I’m just back from another Sinai trip. A few days in Cairo then 10 1/2-hours by bus to Dahab.
In Cairo I stayed at the same $10 Downtown hotel I’ve briefly called home on numerous occasions since my first visit to the city in the late 1980s. I’ve seen the place buzzing, filled by young Israelis and foreign backpackers, and empty, save for the elderly Scots lady resident who has long preferred Cairo to Edinburgh, with no fuel for hot water. This time it was different again. International visitors were few. The reasons for the collapse in Egypt’s tourism are well known. However, domestic travellers appear to have taken up some of the slack. An almost 50% devaluation of the Egyptian Pound (LE) has made foreign travel expensive for Egyptians. As a result many are choosing to restrict their travel to Egypt. My hotel was full.
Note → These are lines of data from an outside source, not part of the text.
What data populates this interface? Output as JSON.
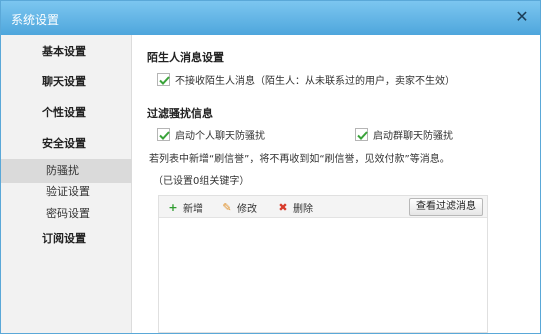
{
  "window": {
    "title": "系统设置",
    "close_glyph": "✕"
  },
  "sidebar": {
    "items": [
      {
        "label": "基本设置"
      },
      {
        "label": "聊天设置"
      },
      {
        "label": "个性设置"
      },
      {
        "label": "安全设置"
      },
      {
        "label": "防骚扰"
      },
      {
        "label": "验证设置"
      },
      {
        "label": "密码设置"
      },
      {
        "label": "订阅设置"
      }
    ],
    "active": "防骚扰"
  },
  "stranger": {
    "title": "陌生人消息设置",
    "option_label": "不接收陌生人消息（陌生人：从未联系过的用户，卖家不生效）",
    "checked": true
  },
  "filter": {
    "title": "过滤骚扰信息",
    "personal_label": "启动个人聊天防骚扰",
    "personal_checked": true,
    "group_label": "启动群聊天防骚扰",
    "group_checked": true,
    "desc": "若列表中新增“刷信誉”，将不再收到如“刷信誉，见效付款”等消息。",
    "count_text": "（已设置0组关键字）"
  },
  "toolbar": {
    "add_label": "新增",
    "add_icon": "plus-icon",
    "edit_label": "修改",
    "edit_icon": "pencil-icon",
    "delete_label": "删除",
    "delete_icon": "x-icon",
    "view_label": "查看过滤消息"
  },
  "colors": {
    "check": "#3aa33a",
    "add": "#2f9c2f",
    "edit": "#e0902a",
    "delete": "#d83a2a",
    "titlebar": "#5aaee0"
  }
}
Travelling from Cairo to Sinai involves either a 50-minute flight or a 10-hour bus ride. The British government advises against flying to Sinai’s airport gateway, Sharm el Sheikh. Following the bombing of a Russian MetroJet flight in 2015, killing all 224 passengers and crew, no Russian or British direct flights have operated. Lapses in airport security were identified in the subsequent investigation. Though no advisories are in force for Sharm el Sheikh itself, the British government advises against overland travel through the entirety of the Sinai peninsula. For UK tour ops the glittering jewel in Egypt’s mass tourism tiara remains off limits.
I took the overnight GoBus from Cairo to Dahab – about 90km north along the coast from Sharm el Sheikh. A ticket cost LE145 (about £6.30). The bus left at 9:00pm and arrived into Dahab the following morning at around 7:30am. Police and military check points punctuated the route. Standing in a line, in the middle of the night, my ‘checked bag’ was searched twice. My passport was examined more times than I can remember. Egyptians themselves require special permission to travel to Sinai. Checks on their IDs and documentation were even more stringent. That said, a raft of alternative-minded young Egyptians have adopted Dahab as a weekend escape, a kind of turn on, tune in and a bloody long bus ride to somewhere less conservative. For tourists Dahab is a breeze.
Dahab existed before tourism. It has grown chaotically but organically. It’s still small – though no one is quite sure how small, maybe fewer than 10,000 people. It’s relatively resilient style of tourism has helped it endure the worst of the Egypt’s downturn. Visitors today are either domestic weekenders or summer holiday families, foreign residents or independent foreign travellers. Perhaps most surprising is the number of young Israelis now choosing to venture across the border to Dahab. Some estimates bandied around suggested 50,000 have journeyed to Sinai this year. This influx in the face of government travel advice at least as negative as our own.
I’ll write about my travels for the Indy, but in the meantime I thoroughly recommend Sinai. For adventurous hikers, have a look at sinaitrail.org – something I tackled last year – and for an alternative Red Sea break (see indirect flights from the UK with Turkish Airlines or Egypt Air to Sharm – then a taxi) Dahab for tourists is engagingly earthy crunchy.